Now, calculating the output power:

\[
P_{out} = P_{input} - P_{loss} = 500,000 - 5,426.56 \approx 494,573.44 \, \text{W}
\]

### Step 5: Calculate Efficiency

The efficiency (\(η\)) of the transformer can be calculated using the formula:

\[
η = \frac{P_{out}}{P_{input}} \times 100\%
\]

Substituting the values:

\[
η = \frac{494,573.44}{500,000} \times 100\% \approx 98.91\%
\]

### Conclusion

The efficiency of the 500 kVA, 3-phase, 50 Hz transformer at full load is approximately **98.91%**. This indicates that the transformer is quite efficient in transferring power with minimal losses.

Answer 2

To calculate the efficiency of the transformer at full load, we need to determine both the output power and the losses. The efficiency \(\eta\) of a transformer is given by:

\[
\eta = \frac{\text{Output Power}}{\text{Output Power} + \text{Total Losses}}
\]

### Step-by-Step Solution

#### 1. **Determine the Full-Load Output Power**

Given:
- Transformer rating: 500 kVA (kilo-volt-amperes)
- High Voltage (HV) side: 33 kV (line-to-line)
- Low Voltage (LV) side: 11 kV (line-to-line)

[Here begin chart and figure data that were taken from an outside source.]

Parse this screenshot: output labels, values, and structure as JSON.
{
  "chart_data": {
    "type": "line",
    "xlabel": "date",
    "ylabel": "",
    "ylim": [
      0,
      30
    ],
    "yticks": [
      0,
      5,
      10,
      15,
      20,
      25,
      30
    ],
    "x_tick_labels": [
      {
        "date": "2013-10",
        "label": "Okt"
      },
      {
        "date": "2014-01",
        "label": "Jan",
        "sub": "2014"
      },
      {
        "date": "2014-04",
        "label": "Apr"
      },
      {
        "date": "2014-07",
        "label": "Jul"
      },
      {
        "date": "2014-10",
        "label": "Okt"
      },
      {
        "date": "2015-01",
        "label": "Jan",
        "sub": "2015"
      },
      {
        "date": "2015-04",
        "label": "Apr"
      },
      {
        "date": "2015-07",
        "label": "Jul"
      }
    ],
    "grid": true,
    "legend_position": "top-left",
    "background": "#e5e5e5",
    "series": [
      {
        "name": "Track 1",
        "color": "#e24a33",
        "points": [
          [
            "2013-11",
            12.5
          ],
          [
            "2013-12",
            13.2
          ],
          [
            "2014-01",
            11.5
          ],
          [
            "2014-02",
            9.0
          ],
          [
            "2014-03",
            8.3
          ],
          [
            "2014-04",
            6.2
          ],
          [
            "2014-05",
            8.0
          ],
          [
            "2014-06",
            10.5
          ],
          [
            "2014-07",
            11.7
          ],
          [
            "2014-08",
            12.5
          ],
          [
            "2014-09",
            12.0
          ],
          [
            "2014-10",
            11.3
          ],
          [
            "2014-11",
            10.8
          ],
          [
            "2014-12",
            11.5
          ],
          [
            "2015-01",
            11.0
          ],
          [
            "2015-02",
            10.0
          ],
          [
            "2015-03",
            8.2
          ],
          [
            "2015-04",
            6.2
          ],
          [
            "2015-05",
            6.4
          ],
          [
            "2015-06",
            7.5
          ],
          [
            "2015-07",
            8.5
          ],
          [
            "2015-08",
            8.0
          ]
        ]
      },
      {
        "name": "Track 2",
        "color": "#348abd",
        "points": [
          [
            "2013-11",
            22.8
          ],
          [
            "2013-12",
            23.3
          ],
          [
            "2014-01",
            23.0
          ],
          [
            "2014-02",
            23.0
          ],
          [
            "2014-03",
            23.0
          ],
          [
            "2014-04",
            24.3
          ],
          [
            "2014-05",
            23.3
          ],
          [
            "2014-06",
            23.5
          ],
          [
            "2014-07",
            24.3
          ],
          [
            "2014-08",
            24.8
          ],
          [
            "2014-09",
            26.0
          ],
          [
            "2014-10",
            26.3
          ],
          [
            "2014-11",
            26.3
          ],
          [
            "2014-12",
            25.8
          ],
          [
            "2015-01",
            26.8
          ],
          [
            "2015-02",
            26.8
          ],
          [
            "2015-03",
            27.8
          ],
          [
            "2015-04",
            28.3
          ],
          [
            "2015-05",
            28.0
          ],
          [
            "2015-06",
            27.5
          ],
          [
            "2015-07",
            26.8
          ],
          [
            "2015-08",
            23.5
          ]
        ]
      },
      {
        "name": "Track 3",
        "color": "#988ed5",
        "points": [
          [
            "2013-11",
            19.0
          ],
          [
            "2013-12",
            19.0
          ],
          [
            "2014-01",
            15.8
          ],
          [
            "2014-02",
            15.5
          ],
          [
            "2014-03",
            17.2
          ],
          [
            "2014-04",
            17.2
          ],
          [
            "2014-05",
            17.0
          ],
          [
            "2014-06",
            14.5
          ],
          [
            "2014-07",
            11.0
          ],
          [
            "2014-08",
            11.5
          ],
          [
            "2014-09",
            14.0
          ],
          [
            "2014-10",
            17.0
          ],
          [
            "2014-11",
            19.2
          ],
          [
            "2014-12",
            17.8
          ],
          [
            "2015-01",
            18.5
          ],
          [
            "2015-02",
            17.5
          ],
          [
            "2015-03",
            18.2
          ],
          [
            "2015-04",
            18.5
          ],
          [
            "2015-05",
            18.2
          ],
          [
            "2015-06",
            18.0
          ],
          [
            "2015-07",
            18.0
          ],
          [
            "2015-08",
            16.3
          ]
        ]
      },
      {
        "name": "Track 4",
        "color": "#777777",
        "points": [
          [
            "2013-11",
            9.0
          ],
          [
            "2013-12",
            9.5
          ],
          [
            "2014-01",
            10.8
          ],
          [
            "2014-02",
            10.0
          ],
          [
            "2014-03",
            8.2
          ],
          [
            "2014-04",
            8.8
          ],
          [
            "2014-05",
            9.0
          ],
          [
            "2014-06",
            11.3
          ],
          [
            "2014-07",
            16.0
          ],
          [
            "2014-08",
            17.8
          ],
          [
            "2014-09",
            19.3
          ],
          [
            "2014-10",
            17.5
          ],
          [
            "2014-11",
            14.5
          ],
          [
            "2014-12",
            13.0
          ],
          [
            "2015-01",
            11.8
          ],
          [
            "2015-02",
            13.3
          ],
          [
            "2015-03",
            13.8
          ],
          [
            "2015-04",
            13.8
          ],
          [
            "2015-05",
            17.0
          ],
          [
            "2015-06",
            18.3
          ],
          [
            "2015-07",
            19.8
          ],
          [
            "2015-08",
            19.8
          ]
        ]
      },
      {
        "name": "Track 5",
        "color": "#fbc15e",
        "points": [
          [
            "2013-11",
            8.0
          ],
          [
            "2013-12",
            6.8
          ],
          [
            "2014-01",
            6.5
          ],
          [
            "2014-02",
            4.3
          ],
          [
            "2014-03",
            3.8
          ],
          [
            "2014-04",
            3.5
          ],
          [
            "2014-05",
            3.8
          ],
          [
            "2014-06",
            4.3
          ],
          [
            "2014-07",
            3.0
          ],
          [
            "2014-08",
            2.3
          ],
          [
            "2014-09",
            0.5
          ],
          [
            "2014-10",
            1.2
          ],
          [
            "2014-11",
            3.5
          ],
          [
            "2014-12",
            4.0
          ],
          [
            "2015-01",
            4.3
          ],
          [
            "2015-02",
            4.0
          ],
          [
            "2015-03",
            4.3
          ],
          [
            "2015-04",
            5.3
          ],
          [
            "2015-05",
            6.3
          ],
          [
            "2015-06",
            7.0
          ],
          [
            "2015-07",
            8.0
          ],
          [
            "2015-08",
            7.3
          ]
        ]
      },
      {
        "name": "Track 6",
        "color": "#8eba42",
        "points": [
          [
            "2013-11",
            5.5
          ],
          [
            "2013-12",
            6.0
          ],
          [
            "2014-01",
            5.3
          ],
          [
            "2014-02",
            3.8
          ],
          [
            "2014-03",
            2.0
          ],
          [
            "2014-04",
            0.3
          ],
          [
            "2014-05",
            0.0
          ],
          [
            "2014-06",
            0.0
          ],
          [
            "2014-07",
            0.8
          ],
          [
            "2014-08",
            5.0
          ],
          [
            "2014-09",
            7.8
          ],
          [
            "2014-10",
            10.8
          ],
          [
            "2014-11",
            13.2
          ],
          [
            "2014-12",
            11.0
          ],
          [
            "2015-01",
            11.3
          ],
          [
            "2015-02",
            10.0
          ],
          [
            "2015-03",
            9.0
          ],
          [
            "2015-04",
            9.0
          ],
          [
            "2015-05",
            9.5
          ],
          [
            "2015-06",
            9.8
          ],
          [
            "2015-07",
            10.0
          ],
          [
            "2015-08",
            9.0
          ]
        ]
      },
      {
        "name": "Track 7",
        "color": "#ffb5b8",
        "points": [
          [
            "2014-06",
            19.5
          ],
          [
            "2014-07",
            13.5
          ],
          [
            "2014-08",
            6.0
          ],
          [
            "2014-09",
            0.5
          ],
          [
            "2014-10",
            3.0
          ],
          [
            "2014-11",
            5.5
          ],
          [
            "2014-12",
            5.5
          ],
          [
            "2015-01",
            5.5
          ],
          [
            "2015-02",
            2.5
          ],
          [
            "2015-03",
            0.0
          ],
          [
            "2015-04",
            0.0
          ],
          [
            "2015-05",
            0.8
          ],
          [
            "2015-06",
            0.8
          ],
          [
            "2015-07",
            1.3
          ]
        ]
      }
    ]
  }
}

At full load, the output power in kW is equal to the transformer’s rated power (500 kVA) assuming a power factor of 1. Hence:

\[
\text{Output Power} = 500 \text{ kVA} \times \text{Power Factor} = 500 \text{ kW}
\]

#### 2. **Calculate the Copper Losses**

Copper losses occur due to the resistance of the windings. The copper losses per phase for both HV and LV windings can be calculated using:

\[
\text{Copper Loss} = I^2 R
\]

To find the current for each side, use:

\[
I = \frac{\text{Rated Power}}{\sqrt{3} \times \text{Rated Voltage}}
\]

- **HV Side Current:**

  \[
  I_{\text{HV}} = \frac{500 \text{ kVA}}{\sqrt{3} \times 33 \text{ kV}} = \frac{500 \times 10^3}{\sqrt{3} \times 33 \times 10^3} \approx 8.75 \text{ A}
  \]

- **LV Side Current:**

  \[
  I_{\text{LV}} = \frac{500 \text{ kVA}}{\sqrt{3} \times 11 \text{ kV}} = \frac{500 \times 10^3}{\sqrt{3} \times 11 \times 10^3} \approx 26.24 \text{ A}
  \]

**Copper Losses Calculation:**

- **High Voltage Side Copper Losses:**

  \[
  \text{Copper Loss}_{\text{HV}} = I_{\text{HV}}^2 \times R_{\text{HV}} = (8.75)^2 \times 35 = 3031.25 \text{ W}
  \]

- **Low Voltage Side Copper Losses:**

  \[
  \text{Copper Loss}_{\text{LV}} = I_{\text{LV}}^2 \times R_{\text{LV}} = (26.24)^2 \times 0.876 = 604.8 \text{ W}
  \]

**Total Copper Losses:**

\[
\text{Total Copper Losses} = \text{Copper Loss}_{\text{HV}} + \text{Copper Loss}_{\text{LV}} = 3031.25 \text{ W} + 604.8 \text{ W} = 3636.05 \text{ W}
\]

#### 3. **Calculate Total Losses**

Total losses include both copper losses and iron losses:

\[
\text{Total Losses} = \text{Copper Losses} + \text{Iron Losses} = 3636.05 \text{ W} + 3050 \text{ W} = 6686.05 \text{ W}
\]

#### 4. **Calculate Efficiency**

\[
\eta = \frac{\text{Output Power}}{\text{Output Power} + \text{Total Losses}} = \frac{500 \times 10^3}{500 \times 10^3 + 6686.05} \approx \frac{500000}{506686.05} \approx 0.986 \text{ or } 98.6\%
\]

### Conclusion

The efficiency of the transformer at full load is approximately **98.6%**.